COLIN Willmott is no stranger to these cosmic pages; he has been here twice before. Linda Gordon wrote of his prowess as a banana grower in her column The Compost under the heading A taste of the tropics.
Nothing very earth shattering about that you may say, except that Colin grows his bananas in the rolling hills of Glen Alvie.
Our editor followed up the next week with a report informing us that once again he had won first prize for the best Welsh leek at this year’s Wonthaggi Easter Flower and Vegetable Show.
I asked myself what manner of man is this who can achieve such gardening diversity. Best I phone for an interview and go see for myself.
So on this almost final day of autumn I am sitting in the Willmott kitchen with Colin and his wife, Pam, listening to the banana story and much more. Colin, I soon realise, is a born story teller.
He was born and raised in Glen Alvie, where his parents settled in 1920. His present-day property was purchased back in 1936 from the well-known Chitty family of Caulfield. I recall the name well, as I once lived around the corner from their timber yard.
The farm is now run as a Limousin beef cattle stud. Colin looks much more a cattle man than a banana grower. Banana growing is just one of his success stories. Four years ago he exhibited a pumpkin at Wonthaggi that weighed 153 kilograms and back in 1968 a swarm of bees landed in his mail box so he became a beekeeper with 35 hives, won first prize at the Royal Melbourne with a score of 99.75 (I assume for his honey not for one of his bees).
As we drive down to view his banana tree, the story of the tropical migrant’s origin unfolds.
The parent tree was growing at nearby Korrine when his young daughters, Sharon and Leesa, brought home stock for planting. Colin and his neighbouring brother-in-law, David, took “pups from this tree” and put them in their gardens.
Now Colin’s tree towers above the roof of the sheltering shed and a large bunch of green bananas hang from high above. There is a shelter belt of cypresses to the north-east but one has fallen, leaving a toothless gap. “It’s the cause of the wind-swept look,” Colin says, almost apologetically. “Banana trees don’t take kindly to wind but respond well to watering and rich soil.”
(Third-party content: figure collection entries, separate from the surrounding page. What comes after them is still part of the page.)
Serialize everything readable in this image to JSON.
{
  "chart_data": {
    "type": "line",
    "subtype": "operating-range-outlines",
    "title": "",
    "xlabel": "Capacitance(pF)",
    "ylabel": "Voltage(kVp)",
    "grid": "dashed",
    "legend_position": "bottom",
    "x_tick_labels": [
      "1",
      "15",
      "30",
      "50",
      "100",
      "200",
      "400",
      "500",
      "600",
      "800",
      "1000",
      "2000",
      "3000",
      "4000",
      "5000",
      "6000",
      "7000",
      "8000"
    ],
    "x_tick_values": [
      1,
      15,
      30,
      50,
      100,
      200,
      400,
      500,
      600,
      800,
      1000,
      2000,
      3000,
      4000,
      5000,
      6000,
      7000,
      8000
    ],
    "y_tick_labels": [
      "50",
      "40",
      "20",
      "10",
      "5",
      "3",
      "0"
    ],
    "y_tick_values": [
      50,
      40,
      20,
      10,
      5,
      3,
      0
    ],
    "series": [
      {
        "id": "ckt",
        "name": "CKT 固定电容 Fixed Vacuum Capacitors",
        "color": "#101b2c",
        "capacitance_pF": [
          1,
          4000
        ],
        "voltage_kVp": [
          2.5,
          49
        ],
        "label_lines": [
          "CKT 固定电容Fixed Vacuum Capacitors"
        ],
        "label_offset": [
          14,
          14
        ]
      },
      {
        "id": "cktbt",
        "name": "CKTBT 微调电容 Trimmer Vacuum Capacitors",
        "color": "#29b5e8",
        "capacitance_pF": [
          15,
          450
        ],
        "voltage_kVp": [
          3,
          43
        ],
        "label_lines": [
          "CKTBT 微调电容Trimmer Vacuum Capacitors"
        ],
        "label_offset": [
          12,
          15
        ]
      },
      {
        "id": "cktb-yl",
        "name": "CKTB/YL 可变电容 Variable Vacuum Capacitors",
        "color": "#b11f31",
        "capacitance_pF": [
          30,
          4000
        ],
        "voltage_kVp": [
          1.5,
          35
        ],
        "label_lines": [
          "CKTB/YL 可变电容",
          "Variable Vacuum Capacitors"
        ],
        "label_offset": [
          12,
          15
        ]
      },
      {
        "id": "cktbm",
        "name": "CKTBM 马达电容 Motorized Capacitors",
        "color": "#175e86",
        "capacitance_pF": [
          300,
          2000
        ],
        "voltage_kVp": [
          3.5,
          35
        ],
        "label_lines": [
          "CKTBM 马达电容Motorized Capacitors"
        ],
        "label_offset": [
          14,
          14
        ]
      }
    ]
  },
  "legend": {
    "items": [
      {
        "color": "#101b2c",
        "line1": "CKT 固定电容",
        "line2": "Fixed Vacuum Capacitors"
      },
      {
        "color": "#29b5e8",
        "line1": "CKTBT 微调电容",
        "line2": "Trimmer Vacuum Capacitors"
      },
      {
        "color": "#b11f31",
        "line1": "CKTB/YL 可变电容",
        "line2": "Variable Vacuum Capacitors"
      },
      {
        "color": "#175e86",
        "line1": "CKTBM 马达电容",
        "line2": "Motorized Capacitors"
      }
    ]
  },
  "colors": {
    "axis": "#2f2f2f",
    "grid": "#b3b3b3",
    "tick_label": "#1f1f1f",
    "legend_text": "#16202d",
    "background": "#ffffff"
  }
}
Next we inspect the tree in David’s garden to prove this is not a freak of nature. This specimen is marginally smaller but the banana bunch is larger. I am surprised to learn that there is only the one bunch grown on each tree. After that, the tree dies and makes way for a new one.
Next I am taken to view a spectacular aviary covering an area the size of two tennis courts. There is the most colourful and ornamental array of fowls, especially pheasant breeds of amazing colours and markings, along with Colin’s favourites, some beautiful Chinese Mandarin ducks.
He then takes me on a guided tour of his property. Limousin cattle had a reputation for being difficult to handle but selective breeding has mostly bred the wildness out of them, he says. “Now we have cattle out here you can walk up to in the paddock and scratch their backs.” The truth of this statement is confirmed when we come up to a mob of apricot-coloured heifers sheltering under trees. They take no heed of us despite Colin’s efforts to arouse them.
Our next stop is just a short way down the road to visit Sharon Oates, one of Colin’s and Pam’s four daughters. Sharon and her sister Leesa were in Newhaven College’s first intake of 80 students back in 1981, says Colin.
Entrepreneurial in her own right, Sharon runs a herd of Wagyu cattle and when I visit is in the high-tech process of flushing embryos that will be stored in liquid nitrogen and later transferred to recipient cows. This enterprising woman also supervises the slaughter of Wagyu cattle and arranges the packaging and shipment of beef to overseas markets.
As I move to depart, Colin tells me additional tales of family involvement. It comes to light that they are devotees of game fishing, although this seems to be more the successful domain of Pam and Sharon.
Sharon fishes the waters of New Zealand annually and holds a world and a New Zealand record. Pam, who travels to the waters of Bermagui in NSW, has two Australian records. “Held them for quite some time now, I think,” Colin says: “a 41kg yellow fin on an 8kg line, took her three hours to land, and a 144kg thresher shark on a 24kg line.”
As I drive out two hours later (I was planning on a 30-40 minute banana interview) I ponder on the tales that must exist behind so many of these farm gates and recall the closing words of a long-gone TV series: “The city has a million stories; this has been one of them.”